8.What annual interest rate would you need in order to have an ordinary annuity of $7,500 per year accumulate to $279,600 in 15 years?

9.What nominal annual interest rate is implied if you borrow $12,500 and repay $21,364.24 in three years with monthly compounding?

12.What would you pay for an ordinary annuity of $2,000 paid every six months for 12 years if you could invest your money elsewhere at a nominal interest rate of 10% compounded semi-annually?

17. Steven White is considering taking early retirement, having saved $400,000. White desires to determine how many years the savings will last if $40,000 per year is withdrawn at the end of each year. White feels the savings can earn 10 percent per year.

20. Your mother is planning to retire this year. Her firm has offered her a lump sum retirement payment of $50,000 or a $6,000 lifetime ordinary annuity-whichever she chooses. Your mother is in reasonably good health and expects to live for at least 15 more years.
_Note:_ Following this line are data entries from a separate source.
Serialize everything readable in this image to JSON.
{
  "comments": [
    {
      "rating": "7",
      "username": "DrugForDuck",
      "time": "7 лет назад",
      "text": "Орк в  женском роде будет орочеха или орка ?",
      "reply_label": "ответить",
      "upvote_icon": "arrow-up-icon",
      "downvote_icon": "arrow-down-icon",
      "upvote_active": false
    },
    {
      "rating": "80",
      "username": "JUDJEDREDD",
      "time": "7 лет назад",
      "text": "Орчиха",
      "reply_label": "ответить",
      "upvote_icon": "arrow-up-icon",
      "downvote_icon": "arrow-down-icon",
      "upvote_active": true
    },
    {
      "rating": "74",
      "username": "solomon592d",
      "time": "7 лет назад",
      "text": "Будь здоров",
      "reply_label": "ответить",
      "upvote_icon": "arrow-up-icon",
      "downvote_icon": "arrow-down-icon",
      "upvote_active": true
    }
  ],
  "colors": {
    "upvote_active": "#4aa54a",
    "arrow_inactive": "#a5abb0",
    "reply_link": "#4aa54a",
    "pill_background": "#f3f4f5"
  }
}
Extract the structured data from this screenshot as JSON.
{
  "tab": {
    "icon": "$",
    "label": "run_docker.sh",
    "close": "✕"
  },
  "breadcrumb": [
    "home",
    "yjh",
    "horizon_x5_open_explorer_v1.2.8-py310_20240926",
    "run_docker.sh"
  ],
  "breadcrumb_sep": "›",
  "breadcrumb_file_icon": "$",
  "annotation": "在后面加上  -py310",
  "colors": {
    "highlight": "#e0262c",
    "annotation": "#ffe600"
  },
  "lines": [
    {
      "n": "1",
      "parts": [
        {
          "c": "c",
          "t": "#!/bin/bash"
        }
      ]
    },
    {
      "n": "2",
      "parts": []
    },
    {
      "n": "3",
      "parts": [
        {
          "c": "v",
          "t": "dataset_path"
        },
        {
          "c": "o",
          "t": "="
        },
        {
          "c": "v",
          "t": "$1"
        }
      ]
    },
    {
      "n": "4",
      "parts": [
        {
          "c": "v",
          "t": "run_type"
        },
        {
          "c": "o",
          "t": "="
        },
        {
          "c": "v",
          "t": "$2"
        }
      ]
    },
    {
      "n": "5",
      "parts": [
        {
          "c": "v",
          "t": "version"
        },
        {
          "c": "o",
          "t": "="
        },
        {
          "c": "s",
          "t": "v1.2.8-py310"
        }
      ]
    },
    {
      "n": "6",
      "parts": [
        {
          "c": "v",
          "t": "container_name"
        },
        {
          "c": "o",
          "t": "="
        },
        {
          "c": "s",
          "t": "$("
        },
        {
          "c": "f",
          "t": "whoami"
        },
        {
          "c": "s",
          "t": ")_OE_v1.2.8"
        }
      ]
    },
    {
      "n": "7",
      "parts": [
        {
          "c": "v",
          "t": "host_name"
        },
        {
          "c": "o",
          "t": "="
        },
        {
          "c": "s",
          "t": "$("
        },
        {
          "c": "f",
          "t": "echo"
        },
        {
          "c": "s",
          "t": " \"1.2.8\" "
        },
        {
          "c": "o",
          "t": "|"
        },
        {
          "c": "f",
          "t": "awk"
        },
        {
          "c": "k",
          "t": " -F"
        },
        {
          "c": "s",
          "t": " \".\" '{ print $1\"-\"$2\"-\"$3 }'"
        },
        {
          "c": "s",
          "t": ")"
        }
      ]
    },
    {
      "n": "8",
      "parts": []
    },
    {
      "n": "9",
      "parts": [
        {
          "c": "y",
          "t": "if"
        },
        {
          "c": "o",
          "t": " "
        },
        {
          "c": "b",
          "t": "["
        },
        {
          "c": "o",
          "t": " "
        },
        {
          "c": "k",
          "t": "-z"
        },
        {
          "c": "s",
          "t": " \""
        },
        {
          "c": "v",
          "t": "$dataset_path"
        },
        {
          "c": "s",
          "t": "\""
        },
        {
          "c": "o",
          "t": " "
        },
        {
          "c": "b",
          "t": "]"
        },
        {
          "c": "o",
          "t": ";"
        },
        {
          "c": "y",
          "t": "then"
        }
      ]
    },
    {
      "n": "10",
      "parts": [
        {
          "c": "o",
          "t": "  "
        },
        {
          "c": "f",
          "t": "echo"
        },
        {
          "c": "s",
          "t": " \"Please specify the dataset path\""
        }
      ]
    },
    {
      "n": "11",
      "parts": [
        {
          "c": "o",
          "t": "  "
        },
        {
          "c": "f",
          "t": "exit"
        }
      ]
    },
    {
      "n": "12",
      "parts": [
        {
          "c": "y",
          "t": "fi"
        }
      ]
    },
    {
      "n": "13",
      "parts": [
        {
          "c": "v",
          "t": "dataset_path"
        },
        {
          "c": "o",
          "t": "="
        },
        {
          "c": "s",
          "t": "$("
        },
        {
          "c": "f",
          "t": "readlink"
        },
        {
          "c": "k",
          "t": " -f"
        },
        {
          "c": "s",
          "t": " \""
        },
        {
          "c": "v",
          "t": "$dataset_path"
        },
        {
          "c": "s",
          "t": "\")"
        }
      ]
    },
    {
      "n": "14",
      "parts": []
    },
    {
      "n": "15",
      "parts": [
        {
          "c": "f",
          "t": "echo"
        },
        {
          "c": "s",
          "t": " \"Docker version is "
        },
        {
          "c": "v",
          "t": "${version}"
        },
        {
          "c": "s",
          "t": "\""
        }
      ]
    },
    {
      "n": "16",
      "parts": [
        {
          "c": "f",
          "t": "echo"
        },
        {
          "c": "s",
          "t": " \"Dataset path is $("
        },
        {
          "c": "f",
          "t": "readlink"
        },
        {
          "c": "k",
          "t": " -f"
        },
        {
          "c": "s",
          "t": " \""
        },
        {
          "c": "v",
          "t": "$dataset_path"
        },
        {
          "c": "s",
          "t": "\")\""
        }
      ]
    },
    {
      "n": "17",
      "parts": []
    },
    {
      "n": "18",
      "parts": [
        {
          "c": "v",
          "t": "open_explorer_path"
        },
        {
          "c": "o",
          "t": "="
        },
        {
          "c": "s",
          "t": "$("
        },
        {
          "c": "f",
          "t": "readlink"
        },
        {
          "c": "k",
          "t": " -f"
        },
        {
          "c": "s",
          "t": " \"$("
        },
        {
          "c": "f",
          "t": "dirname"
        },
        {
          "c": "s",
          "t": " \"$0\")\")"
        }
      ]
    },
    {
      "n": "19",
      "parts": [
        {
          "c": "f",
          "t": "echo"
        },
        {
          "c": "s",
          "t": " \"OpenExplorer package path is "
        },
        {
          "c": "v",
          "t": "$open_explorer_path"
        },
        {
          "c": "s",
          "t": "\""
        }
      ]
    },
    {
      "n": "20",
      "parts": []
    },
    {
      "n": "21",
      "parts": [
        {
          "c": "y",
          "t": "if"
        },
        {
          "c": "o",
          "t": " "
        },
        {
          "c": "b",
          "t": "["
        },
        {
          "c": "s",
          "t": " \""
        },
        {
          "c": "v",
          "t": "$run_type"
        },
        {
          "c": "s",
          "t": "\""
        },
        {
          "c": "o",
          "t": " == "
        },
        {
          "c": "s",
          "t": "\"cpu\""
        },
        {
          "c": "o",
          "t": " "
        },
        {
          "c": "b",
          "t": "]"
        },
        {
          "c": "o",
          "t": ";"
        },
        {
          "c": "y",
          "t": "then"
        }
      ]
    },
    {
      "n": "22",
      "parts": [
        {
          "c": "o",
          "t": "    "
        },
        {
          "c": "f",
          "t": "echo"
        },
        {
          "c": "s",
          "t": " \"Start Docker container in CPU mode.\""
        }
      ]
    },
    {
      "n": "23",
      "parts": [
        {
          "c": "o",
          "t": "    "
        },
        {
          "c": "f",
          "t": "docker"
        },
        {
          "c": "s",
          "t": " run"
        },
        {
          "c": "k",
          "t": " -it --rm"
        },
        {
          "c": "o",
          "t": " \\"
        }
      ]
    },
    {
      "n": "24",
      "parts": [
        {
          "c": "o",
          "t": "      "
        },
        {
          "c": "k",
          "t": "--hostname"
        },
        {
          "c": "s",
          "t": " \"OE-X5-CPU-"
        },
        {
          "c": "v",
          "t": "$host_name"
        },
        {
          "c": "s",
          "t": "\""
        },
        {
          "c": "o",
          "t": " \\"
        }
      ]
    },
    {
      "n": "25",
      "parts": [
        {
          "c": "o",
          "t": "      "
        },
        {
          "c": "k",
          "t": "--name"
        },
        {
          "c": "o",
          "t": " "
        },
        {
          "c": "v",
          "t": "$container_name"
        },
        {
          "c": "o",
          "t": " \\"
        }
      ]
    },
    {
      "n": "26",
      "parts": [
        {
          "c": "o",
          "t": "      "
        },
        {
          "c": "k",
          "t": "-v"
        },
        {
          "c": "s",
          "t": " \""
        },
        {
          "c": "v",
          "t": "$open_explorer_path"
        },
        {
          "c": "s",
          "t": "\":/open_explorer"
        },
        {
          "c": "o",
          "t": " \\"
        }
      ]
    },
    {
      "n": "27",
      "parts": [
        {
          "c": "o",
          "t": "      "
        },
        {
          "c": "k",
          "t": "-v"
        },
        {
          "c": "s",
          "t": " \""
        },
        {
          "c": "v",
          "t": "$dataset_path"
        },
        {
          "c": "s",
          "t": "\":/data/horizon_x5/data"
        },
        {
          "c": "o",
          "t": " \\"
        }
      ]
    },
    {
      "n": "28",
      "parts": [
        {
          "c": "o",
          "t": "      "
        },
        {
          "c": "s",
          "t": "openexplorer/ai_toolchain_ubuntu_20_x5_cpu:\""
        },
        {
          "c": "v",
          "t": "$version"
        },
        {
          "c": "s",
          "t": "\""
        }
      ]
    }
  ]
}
Which option should she choose, assuming that an 8 percent annual interest rate is appropriate to evaluate the annuity?

21. Your great-uncle Claude is 82 years old. Over the years, he has accumulated savings of $80,000. He estimates that he will live another 10 years at the most and wants to spend his savings by then. (If he lives longer than that, he figures you will be happy to take care of him.) Uncle Claude places his $80,000 into an account earning 10 percent annually and sets it up in such a way that he will be making 10 equal annual withdrawals (the first one occurring 1 year from now) such that his account balance will be zero at the end of 10 years. How much will he be able to withdraw each year?